Your mate has been rhapsodising poetically about his lunchtime adventures when briefly free from the cubicle of death. First about the young Mormon missionaries keener to evangelise to pretty young Asian girls than to your mate, and then about a strange day when everyone he passed seemed to have a scar.
You may be surprised that woolly little lamb scrotums (scrota?) do not taste like chicken, but that is our function at the Joe Chip Laboratories, to expose these and other truths. And your mate provides assistance to a wandering fool thinking that there are loopholes to life, over at What Would Joe Chip Do?
This weeks yell out goes to Mike585 who wanders about marshes at night encountering badgers and foxes and toads, and records it wonderfully in words and photographs. The patience this man has! This is a really cool blog.
Reading: The Science Delusion by Rupert Sheldrake; Necroville by Ian McDonald. I like McDonald a lot, really enjoyed Cyberabad Days, The Dervish House, and Brasyl. I am finding this a little hard to get into, but I suspect the fault is mine, the clutter in the writing is deliberate but at the moment I need some clarity and simplicity.
I finished The Moth Diaries by Rachel Klein. Bits were good, but overall not for me. Its on a couple of lists of all time best vampire books and many people write about it favourably. I did not find the terror creeping, because I did not care very much about the characters. I am not a professional reviewer and as I have said before, I am not very articulate about these things, but I did not get what I wanted from this. This does not make it a bad book, just not a great fit for me. However, it did have me thinking about the nature of the vampire, and our ties to time and familiar settings. Another book on one of those lists was “Fangland” by John Marks, and that did not do much for me either. The failure is no doubt with me and my laziness and requirement for genre expectations to be fulfilled. If I enter a leisurely stage of life again (like the times when I could meander through Tolstoy and Dostoevsky), I will lift my game, I promise.
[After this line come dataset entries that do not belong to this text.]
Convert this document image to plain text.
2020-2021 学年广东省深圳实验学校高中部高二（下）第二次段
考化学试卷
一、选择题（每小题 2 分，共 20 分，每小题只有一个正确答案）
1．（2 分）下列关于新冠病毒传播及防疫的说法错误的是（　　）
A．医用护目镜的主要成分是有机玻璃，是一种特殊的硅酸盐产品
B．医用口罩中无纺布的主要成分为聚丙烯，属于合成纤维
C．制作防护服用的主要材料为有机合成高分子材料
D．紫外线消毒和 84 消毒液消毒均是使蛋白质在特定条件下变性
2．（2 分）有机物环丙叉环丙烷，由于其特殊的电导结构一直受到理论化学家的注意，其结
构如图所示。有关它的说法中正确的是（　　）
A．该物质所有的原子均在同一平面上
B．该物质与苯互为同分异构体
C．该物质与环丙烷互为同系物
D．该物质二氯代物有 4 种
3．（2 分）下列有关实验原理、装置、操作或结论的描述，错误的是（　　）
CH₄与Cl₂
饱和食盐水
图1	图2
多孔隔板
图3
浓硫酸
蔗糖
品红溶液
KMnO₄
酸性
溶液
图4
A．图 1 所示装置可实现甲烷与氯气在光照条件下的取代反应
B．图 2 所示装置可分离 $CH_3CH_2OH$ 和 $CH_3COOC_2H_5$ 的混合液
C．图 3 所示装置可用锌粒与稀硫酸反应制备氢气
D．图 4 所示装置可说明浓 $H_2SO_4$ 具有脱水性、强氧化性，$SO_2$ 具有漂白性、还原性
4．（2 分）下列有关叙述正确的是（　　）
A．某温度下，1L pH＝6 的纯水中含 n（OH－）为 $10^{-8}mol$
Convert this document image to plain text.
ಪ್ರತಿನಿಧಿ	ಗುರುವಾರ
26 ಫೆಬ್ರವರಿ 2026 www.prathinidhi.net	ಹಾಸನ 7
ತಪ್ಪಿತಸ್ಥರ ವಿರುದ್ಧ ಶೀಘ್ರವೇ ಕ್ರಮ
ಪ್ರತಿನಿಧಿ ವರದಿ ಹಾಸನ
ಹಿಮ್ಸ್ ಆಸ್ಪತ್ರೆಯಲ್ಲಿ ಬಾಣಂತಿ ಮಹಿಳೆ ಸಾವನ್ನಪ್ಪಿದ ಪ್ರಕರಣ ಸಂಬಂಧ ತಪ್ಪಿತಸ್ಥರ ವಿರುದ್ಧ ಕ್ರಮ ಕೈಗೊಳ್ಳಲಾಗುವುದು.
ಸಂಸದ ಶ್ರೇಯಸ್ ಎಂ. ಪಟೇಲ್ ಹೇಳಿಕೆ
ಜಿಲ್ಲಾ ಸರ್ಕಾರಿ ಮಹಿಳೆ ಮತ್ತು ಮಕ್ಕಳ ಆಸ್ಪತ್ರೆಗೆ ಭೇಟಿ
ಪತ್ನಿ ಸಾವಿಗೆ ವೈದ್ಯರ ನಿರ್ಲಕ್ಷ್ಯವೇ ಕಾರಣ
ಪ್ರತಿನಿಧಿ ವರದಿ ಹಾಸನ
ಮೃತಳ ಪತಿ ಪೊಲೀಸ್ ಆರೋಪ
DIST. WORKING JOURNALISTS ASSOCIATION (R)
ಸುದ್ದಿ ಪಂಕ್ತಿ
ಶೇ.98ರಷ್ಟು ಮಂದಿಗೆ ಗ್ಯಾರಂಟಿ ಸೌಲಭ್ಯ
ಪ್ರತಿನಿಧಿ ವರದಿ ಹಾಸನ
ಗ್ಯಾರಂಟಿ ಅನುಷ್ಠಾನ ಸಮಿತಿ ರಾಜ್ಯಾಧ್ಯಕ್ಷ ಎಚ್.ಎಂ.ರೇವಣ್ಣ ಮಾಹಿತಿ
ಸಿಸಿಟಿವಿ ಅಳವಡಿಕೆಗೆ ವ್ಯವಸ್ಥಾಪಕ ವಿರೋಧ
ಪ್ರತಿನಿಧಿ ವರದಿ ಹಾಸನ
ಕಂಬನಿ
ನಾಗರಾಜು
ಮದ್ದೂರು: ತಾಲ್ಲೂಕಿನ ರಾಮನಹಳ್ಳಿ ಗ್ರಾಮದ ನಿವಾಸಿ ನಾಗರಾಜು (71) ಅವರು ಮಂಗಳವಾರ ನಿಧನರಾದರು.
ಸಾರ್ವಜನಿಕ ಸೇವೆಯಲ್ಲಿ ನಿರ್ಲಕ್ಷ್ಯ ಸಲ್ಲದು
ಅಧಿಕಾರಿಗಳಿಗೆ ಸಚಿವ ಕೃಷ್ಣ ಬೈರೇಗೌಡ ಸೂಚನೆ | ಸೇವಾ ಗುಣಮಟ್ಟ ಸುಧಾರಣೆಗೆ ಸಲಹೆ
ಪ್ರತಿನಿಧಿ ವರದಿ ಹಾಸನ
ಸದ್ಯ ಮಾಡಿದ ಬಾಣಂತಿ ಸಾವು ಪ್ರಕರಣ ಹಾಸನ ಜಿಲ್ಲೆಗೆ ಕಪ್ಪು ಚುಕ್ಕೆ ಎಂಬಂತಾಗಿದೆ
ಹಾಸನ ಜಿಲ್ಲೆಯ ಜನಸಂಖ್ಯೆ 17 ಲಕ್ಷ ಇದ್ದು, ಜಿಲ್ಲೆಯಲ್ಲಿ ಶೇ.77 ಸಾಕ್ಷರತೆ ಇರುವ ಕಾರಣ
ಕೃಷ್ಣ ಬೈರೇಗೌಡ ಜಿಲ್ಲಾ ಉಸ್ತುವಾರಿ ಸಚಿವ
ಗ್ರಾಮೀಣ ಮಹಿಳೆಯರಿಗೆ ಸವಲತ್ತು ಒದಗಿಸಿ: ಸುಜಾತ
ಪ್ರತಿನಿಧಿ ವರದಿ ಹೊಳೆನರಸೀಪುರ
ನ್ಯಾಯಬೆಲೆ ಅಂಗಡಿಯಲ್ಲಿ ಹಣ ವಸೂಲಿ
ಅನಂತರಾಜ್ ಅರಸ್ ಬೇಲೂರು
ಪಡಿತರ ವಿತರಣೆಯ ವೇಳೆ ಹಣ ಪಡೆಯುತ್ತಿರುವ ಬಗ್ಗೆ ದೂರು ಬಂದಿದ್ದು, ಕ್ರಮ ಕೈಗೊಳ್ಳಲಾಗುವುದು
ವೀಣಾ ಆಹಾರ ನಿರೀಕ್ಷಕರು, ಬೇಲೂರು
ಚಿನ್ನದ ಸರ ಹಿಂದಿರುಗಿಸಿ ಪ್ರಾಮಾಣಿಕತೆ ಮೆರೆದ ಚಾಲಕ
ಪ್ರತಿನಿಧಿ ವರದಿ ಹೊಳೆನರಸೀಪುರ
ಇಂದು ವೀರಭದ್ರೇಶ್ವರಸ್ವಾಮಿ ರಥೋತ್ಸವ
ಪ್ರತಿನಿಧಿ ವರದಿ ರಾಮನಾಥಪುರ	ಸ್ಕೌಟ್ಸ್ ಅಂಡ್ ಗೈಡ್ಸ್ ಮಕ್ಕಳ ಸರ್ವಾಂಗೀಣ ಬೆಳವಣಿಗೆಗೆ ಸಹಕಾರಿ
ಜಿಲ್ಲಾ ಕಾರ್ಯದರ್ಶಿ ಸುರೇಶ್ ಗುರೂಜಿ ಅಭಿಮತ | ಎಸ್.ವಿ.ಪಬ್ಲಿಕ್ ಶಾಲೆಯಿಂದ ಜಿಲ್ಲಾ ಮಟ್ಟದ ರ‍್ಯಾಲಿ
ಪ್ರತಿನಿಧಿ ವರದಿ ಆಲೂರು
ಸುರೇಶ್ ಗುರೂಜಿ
I would like to be like the cool kid who never likes the second album of any band, and who is ahead of the game and finds the most wonderful obscure tidbits, but my favourite vampire books of recent years have both been massive best sellers: “Let the Right One In” by John Ajvide Lindqvist and “The Passage” by Justin Cronin. I look forward to the upcoming re-release of Kim Newman’s “The Bloody Red Baron”.